Trump was forced to sign the tariff exemption amendment to suspend the taxation of Mexican and Canadian goods, exposing the fragility of the policy. This "policy swing" has exacerbated market uncertainty, reduced corporate investment willingness, and questionable effect of the Fed's interest rate cut. The deeper contradiction is that the root cause of the hollowing out of the US manufacturing industry is the lagging industrial upgrading and the polarization between the rich and the poor, rather than the trade deficit. The tax cut policy has benefited the rich by 70%, and insufficient infrastructure investment has led to fragile supply chain resilience. Tariffs cannot solve these structural problems.

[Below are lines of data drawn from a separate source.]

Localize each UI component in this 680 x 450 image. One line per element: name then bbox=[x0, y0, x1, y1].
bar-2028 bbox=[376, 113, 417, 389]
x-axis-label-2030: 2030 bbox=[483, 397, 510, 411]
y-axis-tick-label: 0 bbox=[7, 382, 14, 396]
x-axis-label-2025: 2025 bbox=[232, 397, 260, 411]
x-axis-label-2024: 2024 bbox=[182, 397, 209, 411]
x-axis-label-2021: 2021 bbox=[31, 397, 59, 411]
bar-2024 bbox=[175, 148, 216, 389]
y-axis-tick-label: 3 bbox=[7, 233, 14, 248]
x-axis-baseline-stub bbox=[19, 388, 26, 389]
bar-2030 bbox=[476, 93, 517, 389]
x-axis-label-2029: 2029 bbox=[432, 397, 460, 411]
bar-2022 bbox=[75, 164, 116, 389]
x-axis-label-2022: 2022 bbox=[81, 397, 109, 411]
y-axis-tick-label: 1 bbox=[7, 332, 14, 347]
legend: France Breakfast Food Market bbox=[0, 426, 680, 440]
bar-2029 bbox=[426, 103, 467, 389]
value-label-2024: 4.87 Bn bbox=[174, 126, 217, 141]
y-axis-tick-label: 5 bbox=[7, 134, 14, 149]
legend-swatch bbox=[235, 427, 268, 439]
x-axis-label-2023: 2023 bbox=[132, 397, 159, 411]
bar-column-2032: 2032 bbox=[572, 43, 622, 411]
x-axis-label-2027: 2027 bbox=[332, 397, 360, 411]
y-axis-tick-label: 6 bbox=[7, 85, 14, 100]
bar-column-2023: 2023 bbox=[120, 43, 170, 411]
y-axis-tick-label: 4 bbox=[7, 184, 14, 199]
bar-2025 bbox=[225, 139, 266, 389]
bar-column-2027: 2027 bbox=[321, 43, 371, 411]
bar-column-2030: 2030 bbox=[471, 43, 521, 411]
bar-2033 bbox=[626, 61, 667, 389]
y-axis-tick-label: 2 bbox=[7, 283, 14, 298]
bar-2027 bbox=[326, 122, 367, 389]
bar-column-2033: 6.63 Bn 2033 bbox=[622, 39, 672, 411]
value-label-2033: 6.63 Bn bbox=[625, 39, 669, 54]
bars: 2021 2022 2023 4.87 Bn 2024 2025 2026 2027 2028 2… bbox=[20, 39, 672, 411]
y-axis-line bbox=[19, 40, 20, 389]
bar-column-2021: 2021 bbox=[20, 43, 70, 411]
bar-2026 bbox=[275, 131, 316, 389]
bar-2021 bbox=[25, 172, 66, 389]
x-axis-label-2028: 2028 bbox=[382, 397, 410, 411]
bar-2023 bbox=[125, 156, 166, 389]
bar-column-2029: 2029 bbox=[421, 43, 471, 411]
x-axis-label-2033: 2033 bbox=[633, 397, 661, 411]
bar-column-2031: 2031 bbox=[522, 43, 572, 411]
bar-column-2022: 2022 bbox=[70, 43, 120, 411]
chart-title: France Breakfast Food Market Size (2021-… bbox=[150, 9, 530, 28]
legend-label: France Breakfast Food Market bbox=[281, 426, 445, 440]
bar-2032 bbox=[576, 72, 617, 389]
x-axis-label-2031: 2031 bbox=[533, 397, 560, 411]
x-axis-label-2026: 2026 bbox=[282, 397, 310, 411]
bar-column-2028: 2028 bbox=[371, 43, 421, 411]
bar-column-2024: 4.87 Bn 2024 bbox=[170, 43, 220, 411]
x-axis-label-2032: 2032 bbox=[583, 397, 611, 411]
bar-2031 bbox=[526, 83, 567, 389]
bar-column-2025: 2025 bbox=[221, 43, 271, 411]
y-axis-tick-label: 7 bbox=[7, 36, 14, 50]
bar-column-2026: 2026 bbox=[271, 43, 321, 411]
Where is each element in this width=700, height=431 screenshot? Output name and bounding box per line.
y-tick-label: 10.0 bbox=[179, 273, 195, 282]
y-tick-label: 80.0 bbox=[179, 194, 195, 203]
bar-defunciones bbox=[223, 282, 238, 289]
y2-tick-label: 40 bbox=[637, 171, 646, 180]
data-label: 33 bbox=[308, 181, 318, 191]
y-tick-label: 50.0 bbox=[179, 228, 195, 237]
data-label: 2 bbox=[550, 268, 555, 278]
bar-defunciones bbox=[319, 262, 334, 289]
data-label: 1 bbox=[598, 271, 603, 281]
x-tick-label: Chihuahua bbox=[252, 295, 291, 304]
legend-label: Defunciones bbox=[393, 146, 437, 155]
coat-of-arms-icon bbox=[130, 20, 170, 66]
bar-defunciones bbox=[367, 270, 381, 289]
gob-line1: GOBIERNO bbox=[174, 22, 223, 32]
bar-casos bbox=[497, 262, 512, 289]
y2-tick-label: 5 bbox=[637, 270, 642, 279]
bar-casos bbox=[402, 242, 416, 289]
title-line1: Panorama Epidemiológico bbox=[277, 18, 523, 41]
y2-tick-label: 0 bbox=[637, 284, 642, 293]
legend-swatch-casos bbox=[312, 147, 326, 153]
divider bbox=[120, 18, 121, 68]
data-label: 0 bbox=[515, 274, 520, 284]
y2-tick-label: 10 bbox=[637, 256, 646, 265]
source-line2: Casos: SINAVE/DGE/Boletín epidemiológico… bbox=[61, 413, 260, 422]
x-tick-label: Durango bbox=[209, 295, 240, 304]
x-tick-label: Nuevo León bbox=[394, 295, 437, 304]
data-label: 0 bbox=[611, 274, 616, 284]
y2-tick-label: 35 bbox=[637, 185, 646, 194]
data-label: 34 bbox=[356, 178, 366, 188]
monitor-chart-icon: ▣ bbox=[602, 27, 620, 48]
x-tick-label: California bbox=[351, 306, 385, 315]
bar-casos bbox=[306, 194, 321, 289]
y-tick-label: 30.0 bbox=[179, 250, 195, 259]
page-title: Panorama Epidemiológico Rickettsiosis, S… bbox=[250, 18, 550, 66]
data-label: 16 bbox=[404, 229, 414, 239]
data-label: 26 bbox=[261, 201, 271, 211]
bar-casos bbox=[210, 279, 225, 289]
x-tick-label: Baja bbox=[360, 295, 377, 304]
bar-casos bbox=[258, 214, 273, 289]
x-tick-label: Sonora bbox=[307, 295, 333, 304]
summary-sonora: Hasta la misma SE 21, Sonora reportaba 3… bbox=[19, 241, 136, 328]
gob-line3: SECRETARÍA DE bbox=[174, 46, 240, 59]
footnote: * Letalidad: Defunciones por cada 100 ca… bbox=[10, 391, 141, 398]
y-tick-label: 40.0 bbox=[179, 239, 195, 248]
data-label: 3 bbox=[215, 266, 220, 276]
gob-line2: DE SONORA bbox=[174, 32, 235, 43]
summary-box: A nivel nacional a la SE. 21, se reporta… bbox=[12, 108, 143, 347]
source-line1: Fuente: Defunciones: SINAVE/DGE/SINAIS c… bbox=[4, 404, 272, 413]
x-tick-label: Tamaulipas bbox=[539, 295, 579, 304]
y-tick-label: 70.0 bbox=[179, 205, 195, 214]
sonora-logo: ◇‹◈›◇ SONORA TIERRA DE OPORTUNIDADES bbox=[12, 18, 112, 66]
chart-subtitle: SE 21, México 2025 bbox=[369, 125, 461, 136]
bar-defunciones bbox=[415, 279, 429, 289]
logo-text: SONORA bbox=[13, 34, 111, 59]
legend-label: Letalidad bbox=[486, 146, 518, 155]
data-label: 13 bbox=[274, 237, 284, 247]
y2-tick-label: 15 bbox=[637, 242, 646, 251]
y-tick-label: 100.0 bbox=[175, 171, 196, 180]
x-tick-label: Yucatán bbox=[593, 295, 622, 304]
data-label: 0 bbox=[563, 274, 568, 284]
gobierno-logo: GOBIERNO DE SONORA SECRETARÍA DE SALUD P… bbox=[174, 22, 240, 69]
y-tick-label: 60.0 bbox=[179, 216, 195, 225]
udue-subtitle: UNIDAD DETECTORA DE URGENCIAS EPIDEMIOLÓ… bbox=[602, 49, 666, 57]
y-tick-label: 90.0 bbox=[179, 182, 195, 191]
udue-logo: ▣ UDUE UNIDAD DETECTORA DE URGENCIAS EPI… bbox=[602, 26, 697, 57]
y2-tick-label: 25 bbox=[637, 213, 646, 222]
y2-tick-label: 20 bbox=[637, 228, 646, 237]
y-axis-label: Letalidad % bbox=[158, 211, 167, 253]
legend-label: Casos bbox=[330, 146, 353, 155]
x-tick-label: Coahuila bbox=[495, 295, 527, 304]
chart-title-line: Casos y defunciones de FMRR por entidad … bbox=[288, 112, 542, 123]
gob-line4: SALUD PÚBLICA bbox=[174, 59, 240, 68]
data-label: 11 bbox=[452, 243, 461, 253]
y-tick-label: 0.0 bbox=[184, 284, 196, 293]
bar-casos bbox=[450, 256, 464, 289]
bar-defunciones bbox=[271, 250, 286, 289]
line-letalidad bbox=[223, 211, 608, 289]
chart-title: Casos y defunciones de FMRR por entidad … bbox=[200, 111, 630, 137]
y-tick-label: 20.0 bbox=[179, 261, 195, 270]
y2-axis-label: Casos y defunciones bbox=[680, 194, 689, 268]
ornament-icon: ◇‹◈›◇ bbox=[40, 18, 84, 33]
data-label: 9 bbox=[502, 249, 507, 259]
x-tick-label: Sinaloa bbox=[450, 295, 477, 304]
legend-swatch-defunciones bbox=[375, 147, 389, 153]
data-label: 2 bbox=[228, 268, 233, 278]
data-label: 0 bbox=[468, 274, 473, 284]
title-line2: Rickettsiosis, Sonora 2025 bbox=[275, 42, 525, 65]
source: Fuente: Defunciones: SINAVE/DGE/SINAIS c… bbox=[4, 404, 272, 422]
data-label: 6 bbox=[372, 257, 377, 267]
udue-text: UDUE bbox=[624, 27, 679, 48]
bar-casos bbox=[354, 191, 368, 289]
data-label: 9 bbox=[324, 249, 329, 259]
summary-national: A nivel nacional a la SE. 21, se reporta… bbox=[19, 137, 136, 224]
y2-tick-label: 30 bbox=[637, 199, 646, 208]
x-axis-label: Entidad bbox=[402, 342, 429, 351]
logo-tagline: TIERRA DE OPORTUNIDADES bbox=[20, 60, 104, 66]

Martin Wolff, chief economic commentator of the Financial Times, warned that the US tariff policy is chaotic, erratic and unprecedented, and will eventually weaken its global leadership.
Like an economic carnival, it exchanges the short-term pleasure of protectionism for a long-term growth trap. History has repeatedly proved that there are no winners in trade wars, and unilateralism will eventually backfire. When American consumers pay sky-high prices for eggs, when Silicon Valley companies are in trouble due to supply chain disruptions, and when Wall Street's panic index continues to rise, people have to ask: Is this really the right path to "make America great again"? Perhaps as British economist Ross said: "Trump's tariff policy is nothing more than a chronic poison injected into the US economy."
On April 2, 2025, local time, US President Trump announced the implementation of the "America First Tariff Plan", imposing a 10% basic tariff on all imported goods and an additional 25%-50% tariff on key areas such as steel and semiconductors.